For a soft, restful room, partner green with warm off-whites and creams. Farrow & Ball Au Lait (LRV 80) is a lovely milky cream that takes the edge off a deeper green without going stark, and Paper III from Paint & Paper Library (LRV 75.3) does a similar job — both are bright enough to lift ceilings, trim and woodwork while keeping the whole thing gentle. This is the safe, never-fails route, especially with mid-to-deep greens like Card Room Green or Calke Green.
For warmth and depth, reach for browns and russets. Mylands Cigar BH.20 (LRV 11.8) is a properly rich tobacco brown — fantastic on a chimney breast, a piece of furniture or as a grounding accent against green. Green and brown is the woodland pairing; it always reads natural and grown-up.
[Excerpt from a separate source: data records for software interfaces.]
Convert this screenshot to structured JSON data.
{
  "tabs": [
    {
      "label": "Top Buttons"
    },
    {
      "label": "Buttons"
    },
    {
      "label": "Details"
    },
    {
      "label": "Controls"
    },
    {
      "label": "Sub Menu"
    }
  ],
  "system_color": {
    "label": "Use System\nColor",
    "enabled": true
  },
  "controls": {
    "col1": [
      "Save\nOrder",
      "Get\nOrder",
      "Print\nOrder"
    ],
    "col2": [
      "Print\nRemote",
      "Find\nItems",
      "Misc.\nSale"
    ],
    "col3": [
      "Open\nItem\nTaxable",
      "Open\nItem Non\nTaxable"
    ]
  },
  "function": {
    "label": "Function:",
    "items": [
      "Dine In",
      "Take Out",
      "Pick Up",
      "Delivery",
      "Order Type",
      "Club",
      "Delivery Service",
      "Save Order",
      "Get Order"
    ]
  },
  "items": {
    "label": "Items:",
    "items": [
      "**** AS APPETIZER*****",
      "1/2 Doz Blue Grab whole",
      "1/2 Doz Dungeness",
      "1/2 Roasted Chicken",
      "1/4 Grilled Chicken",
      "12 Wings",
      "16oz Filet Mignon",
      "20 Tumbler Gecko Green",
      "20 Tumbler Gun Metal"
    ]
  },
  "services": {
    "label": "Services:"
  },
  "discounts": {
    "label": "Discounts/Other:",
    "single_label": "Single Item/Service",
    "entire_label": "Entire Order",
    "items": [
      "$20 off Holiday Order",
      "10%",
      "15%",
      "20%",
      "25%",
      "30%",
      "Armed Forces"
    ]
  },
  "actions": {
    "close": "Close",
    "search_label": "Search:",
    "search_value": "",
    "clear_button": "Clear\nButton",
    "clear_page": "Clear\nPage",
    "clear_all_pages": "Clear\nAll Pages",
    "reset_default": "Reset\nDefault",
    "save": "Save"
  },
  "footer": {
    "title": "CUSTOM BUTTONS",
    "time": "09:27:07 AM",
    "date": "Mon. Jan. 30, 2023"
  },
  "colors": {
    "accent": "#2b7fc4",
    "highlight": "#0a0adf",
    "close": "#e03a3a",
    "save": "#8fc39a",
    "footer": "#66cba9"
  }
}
For a bit of life, green's true complement on the colour wheel is red-pink, which is why a dusty pink or fuchsia accent sings against it. Dulux Fuchsia Falls 2 (LRV 29.8) is a confident pink that brings energy — use it on a single piece, soft furnishings or as a feature rather than a whole wall, unless you're going all-in.
The "but what about" question: what trim colour? With green walls, go off-white rather than brilliant white — pure white looks clinical next to natural greens. Pointing or Slipper Satin keep things soft.
Practical advice: pick your green first, then test your partners on a big sample card against it, in the actual room light. Green shifts a lot between north and south light, and a pairing that sings at noon can fall flat by lamplight.